强化学习
Reinforcement Learning
目录
Background
Credit Assignment Problem: Explore how actions in an action sequence contribute to the outcome finally.
MDP(Markov Decision Process)
Formulation: \((S,A,\{P_{sa}\},\gamma,R)\)
Goal: choose actions over time so as to maximize the expected value of the total payoff.
Bellman Equation
\[V^\pi(s)=R(s)+\gamma\sum_{s'\in S}P_{s,\pi(s)}(s')V^\pi(s')
\]
Value and Policy Iteration
Skip.
Learning a model for MDP
We are not given state transition probabilities and rewards explicitly.
Finite-horizon MDPs
Formulation: \((S,A,\{P_{sa}^{(t)}\},\gamma,R^{(t)})\), the \(T>0\) is time horizons, the payoff id defined as
\[R(s_0,a_0)+...+R(s_T,a_T)
\]
in finite cases, \(\gamma\) is not necessary anymore.
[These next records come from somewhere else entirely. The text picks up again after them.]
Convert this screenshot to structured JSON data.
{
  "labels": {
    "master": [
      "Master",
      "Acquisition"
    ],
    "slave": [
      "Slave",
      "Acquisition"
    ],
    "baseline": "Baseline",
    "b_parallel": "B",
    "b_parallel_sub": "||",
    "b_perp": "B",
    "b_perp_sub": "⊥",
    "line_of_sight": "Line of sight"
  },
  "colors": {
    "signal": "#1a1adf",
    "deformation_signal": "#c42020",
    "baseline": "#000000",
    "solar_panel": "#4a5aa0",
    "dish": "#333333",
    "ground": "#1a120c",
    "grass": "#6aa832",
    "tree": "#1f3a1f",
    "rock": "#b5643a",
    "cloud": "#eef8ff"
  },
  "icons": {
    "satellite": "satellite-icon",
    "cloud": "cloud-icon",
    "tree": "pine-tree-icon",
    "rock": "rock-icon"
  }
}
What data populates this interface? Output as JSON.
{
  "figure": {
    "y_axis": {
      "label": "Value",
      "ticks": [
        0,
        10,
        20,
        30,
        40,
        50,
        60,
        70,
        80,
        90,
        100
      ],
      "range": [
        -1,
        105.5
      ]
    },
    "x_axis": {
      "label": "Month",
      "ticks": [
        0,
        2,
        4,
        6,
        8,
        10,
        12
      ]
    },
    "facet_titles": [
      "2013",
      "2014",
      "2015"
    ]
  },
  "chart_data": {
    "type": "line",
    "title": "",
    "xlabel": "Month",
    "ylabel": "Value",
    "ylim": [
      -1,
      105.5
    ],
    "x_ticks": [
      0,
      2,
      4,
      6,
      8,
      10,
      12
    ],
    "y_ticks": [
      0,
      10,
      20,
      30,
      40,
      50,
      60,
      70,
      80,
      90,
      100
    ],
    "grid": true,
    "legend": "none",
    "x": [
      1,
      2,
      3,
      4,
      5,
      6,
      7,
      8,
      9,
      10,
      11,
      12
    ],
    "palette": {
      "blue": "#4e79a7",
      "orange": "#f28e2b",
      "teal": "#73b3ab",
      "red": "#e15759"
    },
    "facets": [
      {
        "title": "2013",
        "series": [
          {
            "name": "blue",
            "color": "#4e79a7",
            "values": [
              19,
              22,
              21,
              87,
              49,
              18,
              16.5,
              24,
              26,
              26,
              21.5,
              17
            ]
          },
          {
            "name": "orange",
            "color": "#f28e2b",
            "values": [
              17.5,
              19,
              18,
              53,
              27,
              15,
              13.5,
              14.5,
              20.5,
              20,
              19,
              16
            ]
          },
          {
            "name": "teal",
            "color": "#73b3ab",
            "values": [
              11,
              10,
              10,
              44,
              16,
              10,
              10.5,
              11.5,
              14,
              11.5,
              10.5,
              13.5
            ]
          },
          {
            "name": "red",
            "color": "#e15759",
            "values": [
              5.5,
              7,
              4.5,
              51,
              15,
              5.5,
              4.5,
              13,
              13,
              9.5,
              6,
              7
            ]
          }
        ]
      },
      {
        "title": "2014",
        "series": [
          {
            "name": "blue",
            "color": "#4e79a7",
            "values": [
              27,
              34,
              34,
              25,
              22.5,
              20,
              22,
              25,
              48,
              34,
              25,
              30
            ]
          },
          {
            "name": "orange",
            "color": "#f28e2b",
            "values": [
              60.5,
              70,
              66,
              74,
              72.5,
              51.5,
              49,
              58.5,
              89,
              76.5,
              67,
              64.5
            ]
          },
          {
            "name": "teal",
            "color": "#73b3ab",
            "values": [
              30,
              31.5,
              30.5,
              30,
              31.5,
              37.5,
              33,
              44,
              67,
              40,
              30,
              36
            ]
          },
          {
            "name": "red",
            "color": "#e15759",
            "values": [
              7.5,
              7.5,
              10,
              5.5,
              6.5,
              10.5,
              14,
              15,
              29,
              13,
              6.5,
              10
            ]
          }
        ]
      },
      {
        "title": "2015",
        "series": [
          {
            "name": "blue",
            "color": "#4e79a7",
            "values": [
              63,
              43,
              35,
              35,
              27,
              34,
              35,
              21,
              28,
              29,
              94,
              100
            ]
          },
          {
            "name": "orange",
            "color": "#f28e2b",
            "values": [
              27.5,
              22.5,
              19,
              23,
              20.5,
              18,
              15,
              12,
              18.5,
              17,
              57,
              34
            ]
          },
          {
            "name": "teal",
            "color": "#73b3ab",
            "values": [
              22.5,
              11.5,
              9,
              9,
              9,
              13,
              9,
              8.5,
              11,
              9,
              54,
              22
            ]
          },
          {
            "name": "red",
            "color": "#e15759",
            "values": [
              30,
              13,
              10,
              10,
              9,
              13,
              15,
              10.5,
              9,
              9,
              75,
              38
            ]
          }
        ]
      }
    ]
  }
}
the policy \(\pi\) sometimes is non-stationary in finite-horizon setting.
can be solved by dynamic programming
LQR
Linear Quadratic Regulation
linear transitions:
\[s_{t+1}=A_t s_t+B_t a_t+w_t
\\\text{where}\,\,
w_t \sim \mathcal{N}(0,\Sigma_t)
\]
quadratic rewards
\[R^{(t)}(s_t,a_t)=-s_t^T U_t s_t - a_t^T W_ta_t
\]
U and W are positive definite matrices.